The Enron collection is the subject of a paper called “Enron’s Spreadsheets and Related Emails: A Dataset and Analysis,” which is being presented at the International Conference on Software Engineering May 20-22 in Florence, Italy. Lead author of the paper is Felienne Hermans of Delft University of Technology. The Fuse paper, “Fuse: A Reproducible, Extendable, Internet-scale Corpus of Spreadsheets,” is being presented at the Working Conference on Mining Software Repositories, May 16-17, in Florence, Italy. The Fuse paper was co-authored by NC State Ph.D. students Justin Smith and John Slankas.

-shipman-

Note to Editors: The study abstracts follow.

“Enron’s Spreadsheets and Related Emails: A Dataset and Analysis”

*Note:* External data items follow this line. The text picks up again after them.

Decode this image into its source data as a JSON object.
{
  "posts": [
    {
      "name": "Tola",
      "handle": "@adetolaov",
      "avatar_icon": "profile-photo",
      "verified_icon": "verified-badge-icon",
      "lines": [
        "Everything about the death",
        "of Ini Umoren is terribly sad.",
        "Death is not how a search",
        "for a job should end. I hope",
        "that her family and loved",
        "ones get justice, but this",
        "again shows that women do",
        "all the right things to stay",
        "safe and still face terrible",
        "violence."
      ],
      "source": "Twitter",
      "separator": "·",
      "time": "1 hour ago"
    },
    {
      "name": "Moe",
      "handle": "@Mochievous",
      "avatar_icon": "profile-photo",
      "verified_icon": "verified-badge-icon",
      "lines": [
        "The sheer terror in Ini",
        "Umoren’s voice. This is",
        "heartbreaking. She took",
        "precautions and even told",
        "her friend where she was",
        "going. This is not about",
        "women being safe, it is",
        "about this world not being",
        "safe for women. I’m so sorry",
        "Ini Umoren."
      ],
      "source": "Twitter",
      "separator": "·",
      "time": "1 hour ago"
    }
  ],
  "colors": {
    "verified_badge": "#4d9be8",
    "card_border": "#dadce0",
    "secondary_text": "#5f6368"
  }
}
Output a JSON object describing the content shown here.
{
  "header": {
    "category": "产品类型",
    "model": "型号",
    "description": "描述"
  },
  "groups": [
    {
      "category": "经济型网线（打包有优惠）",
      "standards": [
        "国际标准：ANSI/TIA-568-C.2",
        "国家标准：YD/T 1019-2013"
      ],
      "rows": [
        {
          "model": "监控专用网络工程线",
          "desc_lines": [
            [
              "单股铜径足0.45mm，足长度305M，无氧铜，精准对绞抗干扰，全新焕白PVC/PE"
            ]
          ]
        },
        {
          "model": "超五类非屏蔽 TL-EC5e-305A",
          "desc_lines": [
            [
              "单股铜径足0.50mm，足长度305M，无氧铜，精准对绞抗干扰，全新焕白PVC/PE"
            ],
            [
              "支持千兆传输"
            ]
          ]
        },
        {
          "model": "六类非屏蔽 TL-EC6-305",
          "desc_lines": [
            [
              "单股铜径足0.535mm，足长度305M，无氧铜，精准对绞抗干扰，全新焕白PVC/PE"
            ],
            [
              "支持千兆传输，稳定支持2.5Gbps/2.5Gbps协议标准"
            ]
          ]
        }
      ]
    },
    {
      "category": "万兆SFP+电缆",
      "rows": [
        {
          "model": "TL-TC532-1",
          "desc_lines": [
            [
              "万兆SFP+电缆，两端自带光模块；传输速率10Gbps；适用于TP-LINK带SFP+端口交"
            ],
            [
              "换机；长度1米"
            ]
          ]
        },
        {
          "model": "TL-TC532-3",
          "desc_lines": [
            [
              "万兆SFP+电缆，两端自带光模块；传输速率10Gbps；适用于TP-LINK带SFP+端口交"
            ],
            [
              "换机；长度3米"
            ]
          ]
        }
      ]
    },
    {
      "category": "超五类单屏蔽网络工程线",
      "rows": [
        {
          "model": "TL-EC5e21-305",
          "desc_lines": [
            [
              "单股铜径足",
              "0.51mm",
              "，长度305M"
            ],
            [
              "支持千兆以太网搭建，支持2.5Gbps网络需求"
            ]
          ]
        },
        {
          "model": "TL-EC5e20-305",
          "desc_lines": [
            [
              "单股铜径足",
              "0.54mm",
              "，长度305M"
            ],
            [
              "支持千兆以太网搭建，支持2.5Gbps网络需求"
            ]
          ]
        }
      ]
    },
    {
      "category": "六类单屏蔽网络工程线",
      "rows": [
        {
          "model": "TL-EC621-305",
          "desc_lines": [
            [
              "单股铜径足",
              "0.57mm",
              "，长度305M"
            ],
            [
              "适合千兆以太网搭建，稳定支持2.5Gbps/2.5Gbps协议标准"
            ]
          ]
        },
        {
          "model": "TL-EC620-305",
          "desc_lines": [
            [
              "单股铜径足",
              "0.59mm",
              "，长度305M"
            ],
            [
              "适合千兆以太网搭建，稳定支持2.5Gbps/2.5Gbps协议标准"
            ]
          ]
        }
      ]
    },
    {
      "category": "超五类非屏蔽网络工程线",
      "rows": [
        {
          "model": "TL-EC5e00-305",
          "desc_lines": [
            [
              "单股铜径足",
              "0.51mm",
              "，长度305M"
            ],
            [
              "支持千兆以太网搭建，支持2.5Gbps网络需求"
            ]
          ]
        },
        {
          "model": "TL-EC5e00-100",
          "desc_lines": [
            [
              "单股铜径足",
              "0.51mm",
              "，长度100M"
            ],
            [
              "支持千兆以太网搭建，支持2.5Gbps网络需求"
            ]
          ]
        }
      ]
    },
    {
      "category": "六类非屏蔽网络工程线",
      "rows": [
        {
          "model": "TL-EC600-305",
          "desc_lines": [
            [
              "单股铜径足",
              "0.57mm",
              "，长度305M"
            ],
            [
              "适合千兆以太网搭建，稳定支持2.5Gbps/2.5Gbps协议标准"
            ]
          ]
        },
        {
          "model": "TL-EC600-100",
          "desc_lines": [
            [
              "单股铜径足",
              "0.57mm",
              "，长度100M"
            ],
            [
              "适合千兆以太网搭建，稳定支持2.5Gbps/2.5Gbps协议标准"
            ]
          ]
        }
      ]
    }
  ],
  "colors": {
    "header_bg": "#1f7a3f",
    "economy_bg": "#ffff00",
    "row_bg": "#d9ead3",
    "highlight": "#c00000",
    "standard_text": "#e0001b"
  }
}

Authors: Felienne Hermans, Delft University of Technology and Emerson Murphy-Hill, North Carolina State University

Presented: May 20-22, International Conference on Software Engineering, Florence, Italy

Abstract: Spreadsheets are used extensively in business processes around the world and as such, a topic of research interest. Over the past few years, many spreadsheet studies have been performed on the EUSES spreadsheet corpus. While this corpus has served the spreadsheet community well, the spreadsheets it contains are mainly gathered with search engines and as such do not represent spreadsheets used in companies. This paper presents a new dataset, extracted for the Enron Email Archive, containing over 15,000 spreadsheets used within the Enron Corporation. In addition to the spreadsheets, we also present an analysis of the associated emails, where we look into spreadsheet specific email behavior. Our analysis shows that 1) 24% of Enron spreadsheets with at least one formula contain an Excel error, 2) there is little diversity in the functions used in spreadsheets: 76% of spreadsheets in the presented corpus only use the same 15 functions and, 3) the spreadsheets are substantially more smelly than the EUSES corpus, especially in terms of long calculation chains. Regarding the emails, we observe that spreadsheets 1) are a frequent topic of email conversation with 10% of emails either sending or referring spreadsheets and 2) the emails are frequently discussing errors in and updates to spreadsheets.

“Fuse: A Reproducible, Extendable, Internet-scale Corpus of Spreadsheets”

Authors: Titus Barik, ABB Corporate Research and North Carolina State University; Kevin Lubick, Justin Smith, John Slankas and Emerson Murphy-Hill, North Carolina State University

Presented: May 16-17, Working Conference on Mining Software Repositories, Florence, Italy

Abstract: Spreadsheets are perhaps the most ubiquitous form of end-user programming software. This paper describes a corpus, called Fuse, containing 2,127,284 URLs that return spreadsheets (and their HTTP server responses), and 249,376 unique spreadsheets, contained within a public web archive of over 26.83 billion pages. Obtained using nearly 60,000 hours of computation, the resulting corpus exhibits several useful properties over prior spreadsheet corpora, including reproducibility and extendability. Our corpus is unencumbered by any license agreements, available to all, and intended for wide usage by end-user software engineering researchers. In this paper, we detail the data and the spreadsheet extraction process, describe the data schema, and discuss the trade-offs of Fuse with other corpora.